Altre aree di lavoro attuali riguardano la distruzione degli stock, la bonifica delle aree minate (e relative richieste di proroga ai termini finali per il raggiungimento di tali obiettivi), le misure di trasparenza e, soprattutto, l’assistenza alle vittime.
Distruzione degli stock: la Convenzione impegna gli Stati parte alla distruzione di tutte le mine antipersona in loro possesso o sotto il loro controllo, “al più presto” ma in ogni caso non oltre i quattro anni dall’entrata in vigore del Trattato per lo Stato interessato. L’unica eccezione alle disposizioni sulla distruzione riguarda mine che possono essere tenute ai fini di addestramento relativo a tecniche di rilevamento, bonifica o eliminazione e in numeri comunque minimi necessari a tali fini. A oggi, 157 Stati membri hanno eliminato l’interezza dei loro depositi, che cumulativamente contano oltre 47 milioni di ordigni.
Bonifica di aree minate: il Trattato impone ai suoi Membri l’identificazione delle aree contaminate, la loro segnalazione e delimitazione che garantisca la protezione dei civili finché il processo di bonifica non sia terminato. La bonifica totale deve intervenire entro 10 anni dall’entrata in vigore della Convenzione per lo Stato interessato, salvo richiesta di proroga che, comunque, non può superare un ulteriore periodo di 10 anni.
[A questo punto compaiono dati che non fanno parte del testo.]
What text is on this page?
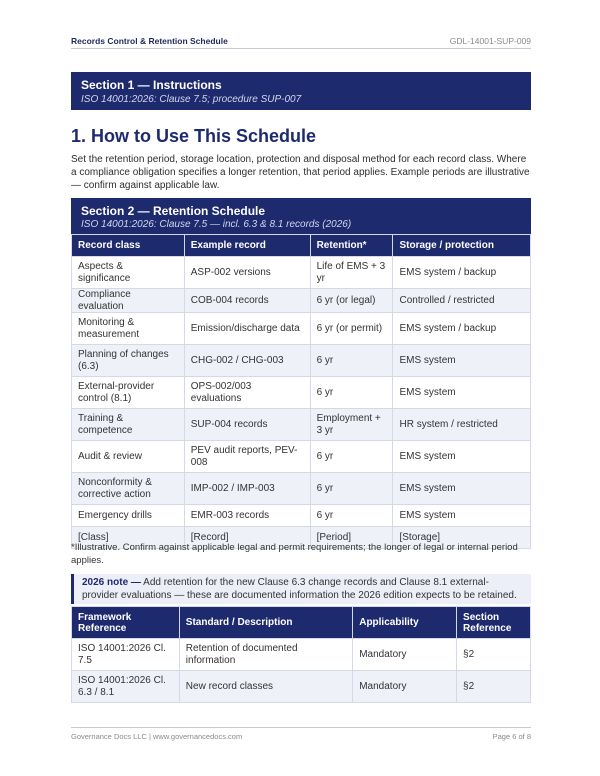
Records Control & Retention Schedule	GDL-14001-SUP-009
Section 1 — Instructions
ISO 14001:2026: Clause 7.5; procedure SUP-007
1. How to Use This Schedule
Set the retention period, storage location, protection and disposal method for each record class. Where a compliance obligation specifies a longer retention, that period applies. Example periods are illustrative — confirm against applicable law.
Section 2 — Retention Schedule
ISO 14001:2026: Clause 7.5 — incl. 6.3 & 8.1 records (2026)
Record class	Example record	Retention*	Storage / protection
Aspects & significance	ASP-002 versions	Life of EMS + 3 yr	EMS system / backup
Compliance evaluation	COB-004 records	6 yr (or legal)	Controlled / restricted
Monitoring & measurement	Emission/discharge data	6 yr (or permit)	EMS system / backup
Planning of changes (6.3)	CHG-002 / CHG-003	6 yr	EMS system
External-provider control (8.1)	OPS-002/003 evaluations	6 yr	EMS system
Training & competence	SUP-004 records	Employment + 3 yr	HR system / restricted
Audit & review	PEV audit reports, PEV-008	6 yr	EMS system
Nonconformity & corrective action	IMP-002 / IMP-003	6 yr	EMS system
Emergency drills	EMR-003 records	6 yr	EMS system
[Class]	[Record]	[Period]	[Storage]
*Illustrative. Confirm against applicable legal and permit requirements; the longer of legal or internal period applies.
2026 note — Add retention for the new Clause 6.3 change records and Clause 8.1 external-provider evaluations — these are documented information the 2026 edition expects to be retained.
Framework Reference	Standard / Description	Applicability	Section Reference
ISO 14001:2026 Cl. 7.5	Retention of documented information	Mandatory	§2
ISO 14001:2026 Cl. 6.3 / 8.1	New record classes	Mandatory	§2
Governance Docs LLC | www.governancedocs.com	Page 6 of 8
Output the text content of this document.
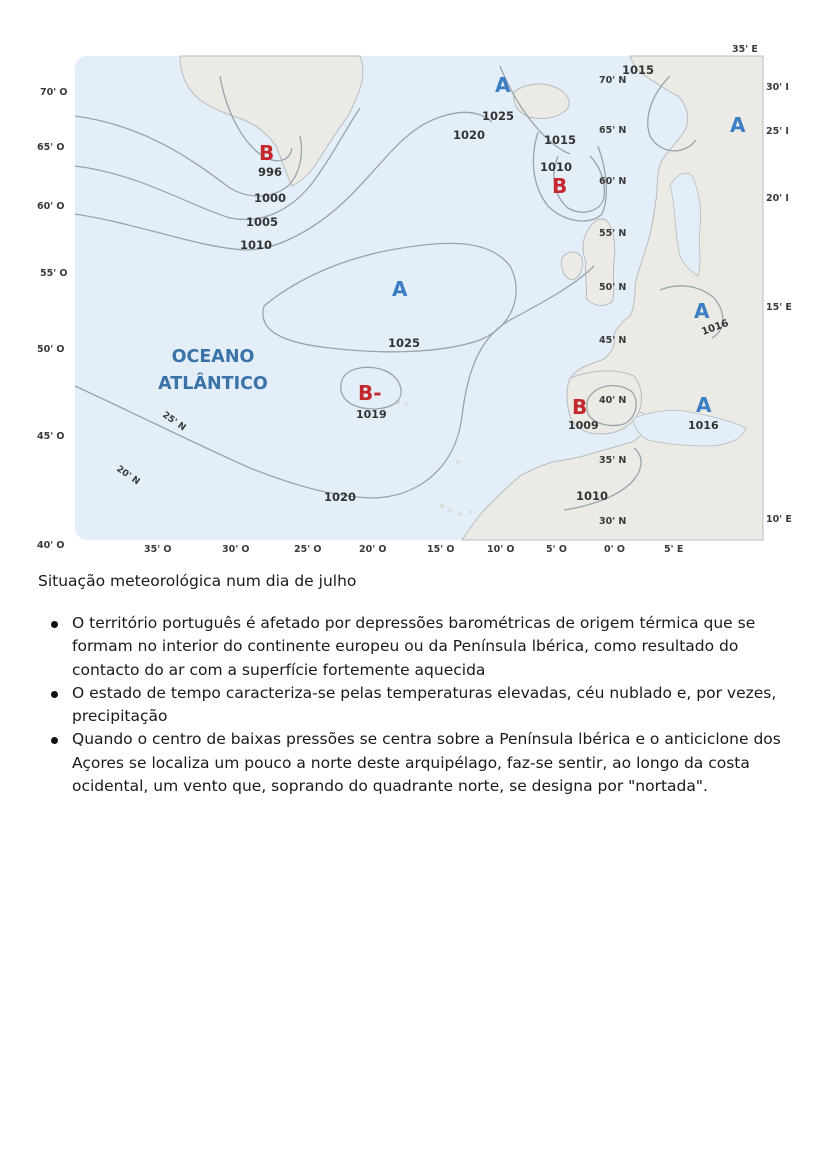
70' O
65' O
60' O
55' O
50' O
45' O
40' O	35' O	30' O	25' O	20' O	15' O	10' O	5' O	0' O	5' E
35' E
30' I
25' I
20' I
15' E
10' E
70' N
65' N
60' N
55' N
50' N
45' N
40' N
35' N
30' N
25' N
20' N
996
1000
1005
1010
1020
1025
1015
1010
1025
1020	1010
1015
OCEANO
ATLÂNTICO
B
A
B
A
B-
1019	B
1009
A
1016
A
1016
A

Situação meteorológica num dia de julho

O território português é afetado por depressões barométricas de origem térmica que se formam no interior do continente europeu ou da Península lbérica, como resultado do contacto do ar com a superfície fortemente aquecida
O estado de tempo caracteriza-se pelas temperaturas elevadas, céu nublado e, por vezes, precipitação
Quando o centro de baixas pressões se centra sobre a Península lbérica e o anticiclone dos Açores se localiza um pouco a norte deste arquipélago, faz-se sentir, ao longo da costa ocidental, um vento que, soprando do quadrante norte, se designa por "nortada".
Assistenza alle vittime: le disposizioni sull’assistenza alle vittime sono di centrale importanza nella Convenzione di Ottawa e, al tempo della sua negoziazione, rappresentarono una novità nel panorama degli strumenti di disarmo e controllo degli armamenti. Esse si riassumono nell’obbligo degli Stati parte “in grado di farlo”, di fornire assistenza per la cura e riabilitazione, reintegrazione economica e sociale, delle vittime delle mine. Tale assistenza può essere fornita nel quadro di misure nazionali o attraverso canali bilaterali e multilaterali, anche se per un numero abbastanza elevato di paesi le risorse disponibili sono ben al di sotto del necessario per la cura di centinaia o, addirittura migliaia di sopravvissuti.
Trasparenza: al fine di assicurare uno scambio di informazioni costante e produttivo, la Convenzione prevede la presentazione di rapporti annuali sull’attuazione di numerose delle sue disposizioni, tra cui quelle relative alle misure nazionali (es. legislative o amministrative), agli stock esistenti, all’identificazione di aree contaminate e alla loro bonifica.
L’attuazione della Convenzione è monitorata attraverso riunioni annuali degli Stati Parte e da riunioni intersessionali di Comitati permanenti. Ogni cinque anni si svolge una Conferenza di riesame. Per il supporto continuo all’attuazione, incluso quello amministrativo, è stata istituita una Implementation Support Unit (ISU) che si avvale anche del sostegno del Geneva International Centre for Humanitarian Demining (GICHD).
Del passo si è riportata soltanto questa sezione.